DFI: What condition were the films in?
Stephan: A lot of the VHS tapes carried the VHS marks typical of this format: blurry edges, colour spills, grainy images, snow and scratches. But what started as research material quickly became the material of the film itself. The film is about an actress who remembers her life and work: the black snowy grid of the VHS became her memory from which the remembered images emerge.

DFI: Should we be worried about the archiving process of Arabic movies?
Stephan: There are no national or professional archiving practices for film in the Arab world. Egypt itself, with such a rich cinema history, has no archives of its own cinema. We should be extremely worried about that because such negligence is a tragic and irreplaceable loss of our history.

DFI: What did this film teach you about Soad Hosni?
Stephan: Having seen nearly all her work, I feel that I know her somehow, even though I’ve never met her. She’s like family now. She moves me tremendously.

DFI: You’ve done both editing and directing. Where do you see yourself more?
Stephan: I’m a filmmaker who generally shoots and edits her own films, because this is how I comprehend the world around me. My thinking is constructed by my practice. Sometimes I edit other people’s work for a living, but I don’t feel like a “real” editor… maybe because I think as a filmmaker.

DFI: Are you working on any other projects?
Stephan: I’m writing a fiction film which will have documentary elements in it. I like to use different kinds of images and sources in the construction of my work.
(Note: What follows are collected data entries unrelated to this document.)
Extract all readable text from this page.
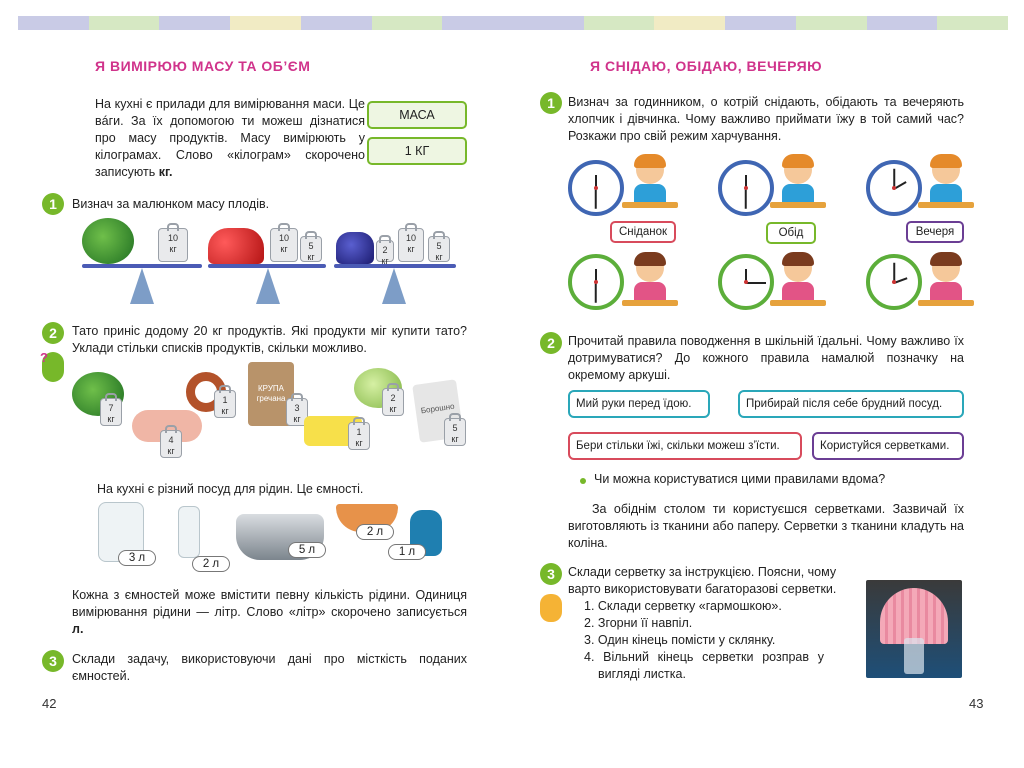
Я ВИМІРЮЮ МАСУ ТА ОБ’ЄМ
На кухні є прилади для вимірювання маси. Це вáги. За їх допомогою ти можеш дізнатися про масу продуктів. Масу вимірюють у кілограмах. Слово «кілограм» скорочено записують кг.
МАСА
1 КГ
1	Визнач за малюнком масу плодів.
10
кг
10
кг	5
кг
2
кг
10
кг	5
кг
2	Тато приніс додому 20 кг продуктів. Які продукти міг купити тато? Уклади стільки списків продуктів, скільки можливо.
?
7
кг
4
кг
1
кг
КРУПА
гречана
3
кг
1
кг
2
кг	Борошно
5
кг
На кухні є різний посуд для рідин. Це ємності.
3 л	2 л
5 л
2 л
1 л
Кожна з ємностей може вмістити певну кількість рідини. Одиниця вимірювання рідини — літр. Слово «літр» скорочено записується л.
3	Склади задачу, використовуючи дані про місткість поданих ємностей.
42
Я СНІДАЮ, ОБІДАЮ, ВЕЧЕРЯЮ
1	Визнач за годинником, о котрій снідають, обідають та вечеряють хлопчик і дівчинка. Чому важливо приймати їжу в той самий час? Розкажи про свій режим харчування.
Сніданок	Обід	Вечеря
2	Прочитай правила поводження в шкільній їдальні. Чому важливо їх дотримуватися? До кожного правила намалюй позначку на окремому аркуші.
Мий руки перед їдою.	Прибирай після себе брудний посуд.
Бери стільки їжі, скільки можеш з’їсти.	Користуйся серветками.
Чи можна користуватися цими правилами вдома?
За обіднім столом ти користуєшся серветками. Зазвичай їх виготовляють із тканини або паперу. Серветки з тканини кладуть на коліна.
3	Склади серветку за інструкцією. Поясни, чому варто використовувати багаторазові серветки.
1. Склади серветку «гармошкою».
2. Згорни її навпіл.
3. Один кінець помісти у склянку.
4. Вільний кінець серветки розправ у вигляді листка.
43
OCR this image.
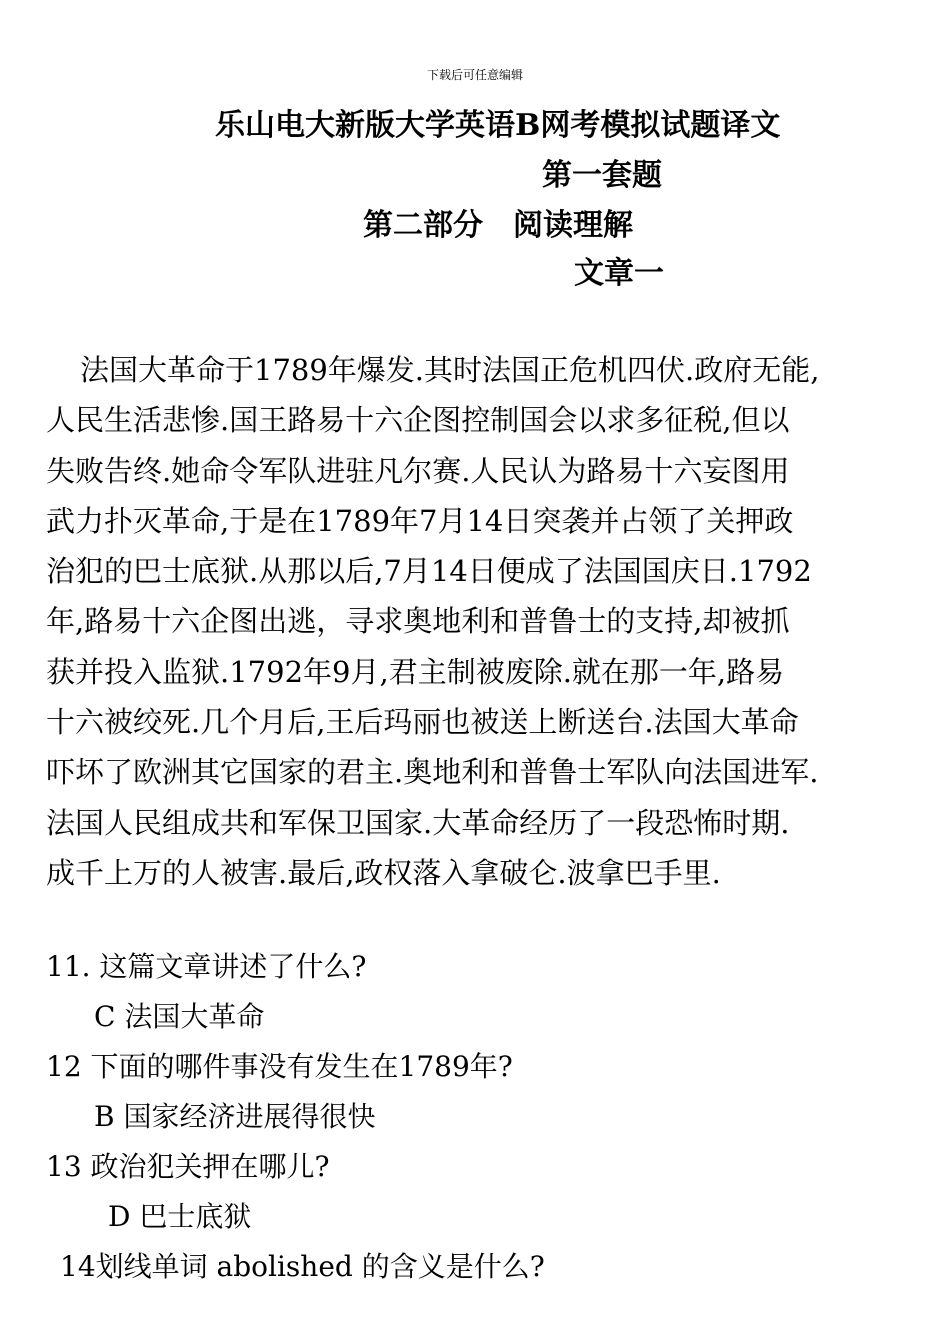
下载后可任意编辑
乐山电大新版大学英语B网考模拟试题译文
第一套题
第二部分　阅读理解
文章一

法国大革命于1789年爆发.其时法国正危机四伏.政府无能,

人民生活悲惨.国王路易十六企图控制国会以求多征税,但以

失败告终.她命令军队进驻凡尔赛.人民认为路易十六妄图用

武力扑灭革命,于是在1789年7月14日突袭并占领了关押政

治犯的巴士底狱.从那以后,7月14日便成了法国国庆日.1792

年,路易十六企图出逃，寻求奥地利和普鲁士的支持,却被抓

获并投入监狱.1792年9月,君主制被废除.就在那一年,路易

十六被绞死.几个月后,王后玛丽也被送上断送台.法国大革命

吓坏了欧洲其它国家的君主.奥地利和普鲁士军队向法国进军.

法国人民组成共和军保卫国家.大革命经历了一段恐怖时期.

成千上万的人被害.最后,政权落入拿破仑.波拿巴手里.

11. 这篇文章讲述了什么?
C 法国大革命
12 下面的哪件事没有发生在1789年?
B 国家经济进展得很快
13 政治犯关押在哪儿?
D 巴士底狱
14划线单词 abolished 的含义是什么?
DFI: What film or filmmaker has inspired you the most in your career?
Stephan: Jean-Luc Godard. He’s the master. He’s like an old samurai from whom one learns his art, and I always come back to him. But I’m influenced by many other filmmakers from different times and places. I am also inspired by artists who use images in their work and fascinated by photographers.

DFI: Describe the most extraordinary moment in your career?
Stephan: Wednesday 26 January, 2011. It was Soad Hosni’s birthday, the second day of the Egyptian revolution and I finished editing my film, all in the same day. It was amazing.